We have Mr. Fletcher, Ms. Gagnon, Mr. Brown, Mr. Fletcher again, and Mr. Temelkovski.

I would ask that we start now. It's still a five-minute round, but you don't need to use all that five minutes if you don't choose to.

Mr. Fletcher.

12:25 p.m.

Conservative

Steven Fletcher Conservative Charleswood—St. James—Assiniboia, MB

Going back to the real world and data integrity, a doctor in an institution or in the community prescribes a drug, an adverse reaction occurs, he or she is obligated to report it. What incentive is there for the doctor to report it? I can think of a lot of disincentives, not the least of which could be possibly legal issues or paperwork or just not accepting that there was an adverse reaction. How do you deal with those types of situations or how do you account for those types of situations when you're examining data?

I guess that goes to CIHI.

12:25 p.m.

President and Chief Executive Officer, Canadian Institute for Health Information

Glenda Yeates

I think your point is very well taken. There are many times when we will receive data because someone has mandated it, so either the hospital says it must happen or.... In the case of the hospital databases that we have, for example, it's usually the province that requires that their hospitals all submit data to us so that they can have an overall standardized picture of what's happening.
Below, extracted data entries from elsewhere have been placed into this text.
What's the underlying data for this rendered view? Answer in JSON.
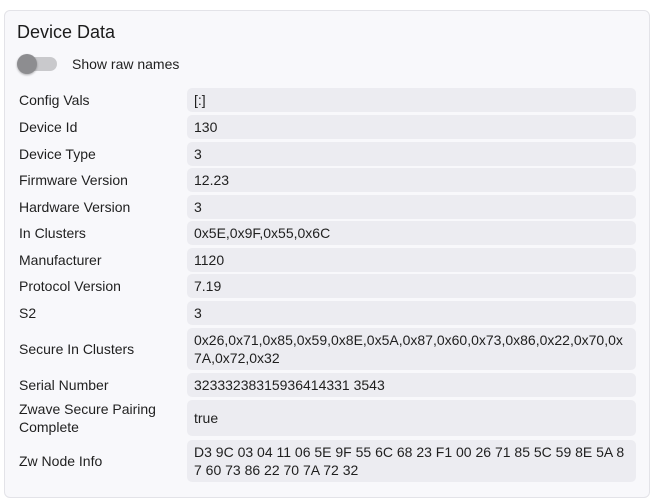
{
  "panel": {
    "title": "Device Data",
    "toggle_label": "Show raw names",
    "toggle_on": false
  },
  "rows": [
    {
      "label": "Config Vals",
      "value": "[:]"
    },
    {
      "label": "Device Id",
      "value": "130"
    },
    {
      "label": "Device Type",
      "value": "3"
    },
    {
      "label": "Firmware Version",
      "value": "12.23"
    },
    {
      "label": "Hardware Version",
      "value": "3"
    },
    {
      "label": "In Clusters",
      "value": "0x5E,0x9F,0x55,0x6C"
    },
    {
      "label": "Manufacturer",
      "value": "1120"
    },
    {
      "label": "Protocol Version",
      "value": "7.19"
    },
    {
      "label": "S2",
      "value": "3"
    },
    {
      "label": "Secure In Clusters",
      "value": "0x26,0x71,0x85,0x59,0x8E,0x5A,0x87,0x60,0x73,0x86,0x22,0x70,0x7A,0x72,0x32"
    },
    {
      "label": "Serial Number",
      "value": "32333238315936414331 3543"
    },
    {
      "label": "Zwave Secure Pairing Complete",
      "value": "true"
    },
    {
      "label": "Zw Node Info",
      "value": "D3 9C 03 04 11 06 5E 9F 55 6C 68 23 F1 00 26 71 85 5C 59 8E 5A 87 60 73 86 22 70 7A 72 32"
    }
  ]
}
In some instances there is an incentive that drives enough data submission, but in general, I would say, there has to be someone who decides it's important to collect it. Because, as you say, it takes time, it takes money, it may be inconvenient, people may perceive risk to collecting it, often they need to have that mandated in some cases. For the databases for which we have the most complete coverage, those have been, generally speaking, mandated, often in our case at a provincial level.

12:25 p.m.

Conservative

Steven Fletcher Conservative Charleswood—St. James—Assiniboia, MB

To go back to my previous line of questioning, which you didn't have an opportunity to respond to, have you been in discussions with other jurisdictions in regard to post-market surveillance, or even looking at post-market surveillance?